5

1K 61 56
                                    


"Ulya bize senin adına bir genelge geldi bilirsin bu aylarda timlerdeki eksikler kapatılır."

Albayı kafamı sallayarak onayladım

"Pars timi geçen yıl iki şehit verdi tim şuan beş kişilik iki kişinin yerinin doldurulması için üstlerden emir geldi."

Turgut Albay önündeki kağıtları karıştırarak sözlerinin devamını getirdi.

"Artık Pars timinin bir parçasısın. Görev yerin Şırnak."

Kaşlarım anlık çatılırken bakışlarım önce Dayıma kaydı gözlerinin içerisinde kararsızlık vardı fakat o kararsızlığı doğu görevine gitmemi istememesine yordum. Turgut Albay dan gelen öksürük sesiyle bakışlarımı dayımdan çekerek ayağa kalktım.

"Emredersiniz komutanım." Dedim

"Üç günün var üsteğmen üç gün sonra şırnakta olman gerekiyor."

"Emredersiniz komutanım"

"Üç gün boyunca Karargaha gelmeni gerektirecek her hangi durum yok. Çıkabilirsin."

"Emredersiniz komutanım."

Albay'ın odasından selam vererek çıkmamın ardından depoya doğru ilerledim. Üç günüm vardı ve Albay bana kibarca gelme demişti üç günün biri yolda geçiceğini varsayarsam iki günüm vardı.

Deponun kapısını açarak içeriden iki büyük karton kutu alarak çıktım. Bugün odamı toplamam gerekiyordu. Merdivenleri ikili ikili çıkarak odama girdim. Kutuları sandalyeye koyarak biraz soluklanmamın ardından masamda bana ait olan eşyaları kutuya koymaya başladım. Masamın üzeri çerçeveler ve silah biblolarıyla doluydu onları ve kalemliğimi bir kutuya koydum odamdaki kasadan silahlarımı ve bana ait dosyaları koyarak kutuyu kapattım diğer kutuya arşive inecek dosyaları yerleştirmemin ardından son kez göz gezdirerek kutular ile birlikte odadan çıktım sanırım burayı özliyecektim.

Kutulardan birini koridordaki bir askere vererek binanın çıkışına doğru ilerledim. Bahçede ki Birliği görmem ile yüzümde bir tebessüm oluşmuştu adımlarımı hızlandırarak merdivenleri indim
eğitimlerine öncülük ettiğim onca asker son kez önümde hazır olda bekliyorlardı.

"Nasılsınız Asker"

"Sağ ol"

"Nasılsınız Asker"

"Sağ ol"

"Rahat Asker."

"Yolunuz açık olsun komutanım"

Onurun sözlerinin ardından yerinde sayan güçlü adım seslerinin ardından tüm birlikten postal sesleri eşliğinde aynı cümle tekrarlandı.

"Yolunuz açık olsun komutanım."

"Sağol Asker."

"Kendinize iyi bakın. Sonunda Gattar bir Komutandan kurtuluyorsunuz."

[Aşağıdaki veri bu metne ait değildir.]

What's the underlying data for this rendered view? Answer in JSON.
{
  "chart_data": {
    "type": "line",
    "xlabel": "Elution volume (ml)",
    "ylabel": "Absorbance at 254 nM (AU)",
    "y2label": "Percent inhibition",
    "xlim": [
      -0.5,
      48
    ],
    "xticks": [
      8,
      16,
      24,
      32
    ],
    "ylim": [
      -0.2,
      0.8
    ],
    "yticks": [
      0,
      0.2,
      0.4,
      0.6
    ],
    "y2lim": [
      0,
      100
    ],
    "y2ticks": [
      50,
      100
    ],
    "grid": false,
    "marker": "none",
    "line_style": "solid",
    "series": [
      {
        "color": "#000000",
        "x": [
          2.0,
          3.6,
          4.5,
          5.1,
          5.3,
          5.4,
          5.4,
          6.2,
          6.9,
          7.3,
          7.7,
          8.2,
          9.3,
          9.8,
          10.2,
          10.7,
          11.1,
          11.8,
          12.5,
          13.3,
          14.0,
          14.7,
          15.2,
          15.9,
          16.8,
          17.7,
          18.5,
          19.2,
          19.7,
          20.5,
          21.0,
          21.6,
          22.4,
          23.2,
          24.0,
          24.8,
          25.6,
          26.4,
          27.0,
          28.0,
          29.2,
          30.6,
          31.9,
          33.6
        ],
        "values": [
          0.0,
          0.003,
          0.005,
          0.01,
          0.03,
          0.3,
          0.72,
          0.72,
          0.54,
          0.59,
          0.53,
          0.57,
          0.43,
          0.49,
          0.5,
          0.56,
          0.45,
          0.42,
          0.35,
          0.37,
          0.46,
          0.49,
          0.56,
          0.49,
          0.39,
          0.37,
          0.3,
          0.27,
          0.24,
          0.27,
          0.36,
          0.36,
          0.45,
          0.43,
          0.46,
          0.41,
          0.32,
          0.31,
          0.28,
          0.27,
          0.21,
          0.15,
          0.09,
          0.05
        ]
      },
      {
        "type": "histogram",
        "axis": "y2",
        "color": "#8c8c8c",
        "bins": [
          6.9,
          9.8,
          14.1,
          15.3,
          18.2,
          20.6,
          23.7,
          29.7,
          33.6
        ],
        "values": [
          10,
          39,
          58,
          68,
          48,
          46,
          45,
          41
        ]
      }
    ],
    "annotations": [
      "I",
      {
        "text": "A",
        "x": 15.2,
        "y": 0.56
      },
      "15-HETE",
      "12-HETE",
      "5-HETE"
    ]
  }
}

"Estağfurullah komutanım."

"Özleyeceğiz sizi."

"Tekrar sağolun." diyerek arabama doğru ilerledim beyaz Audi Q8 in kapısını açarak önce elimdeki kutuyu koydum ardından kendim binerek arabayı çalıştırdım.

Karargahtan çıkışımın ardından evime doğru sürmeye başladım. Araba sürmeyi pek seven birisi değildim fakat yolcu koltuğunda oturduğum zamanlar da fazla gergin oluyordum.

Mahalleye girişim ile arabamı park edip küçük bakkala girerek bir kaç büyük koli aldım.

Dakikaların ardından kendimi evime atmıştım. Ev her zaman ki gibi oldukça havasızdı camları açarak temiz havanın girişini sağladım ardından odama geçtim ve Dolabımın üzerinde ki iki büyük biri orta boy olmak üzere üç valizi indirerek kıyafetlerimi koydum hepsini götürmek planlarım arasında yoktu. Bir kaç nevresim takımı havlu da valizlere koymamın ardından gelirken aldığım kolilere kitaplarımı özenle dizdim. Kitaplığımda oldukça fazla kitap vardı ve ben onların hepsini götürecektim. Kitaplar benim en büyük tutkum olmuştu.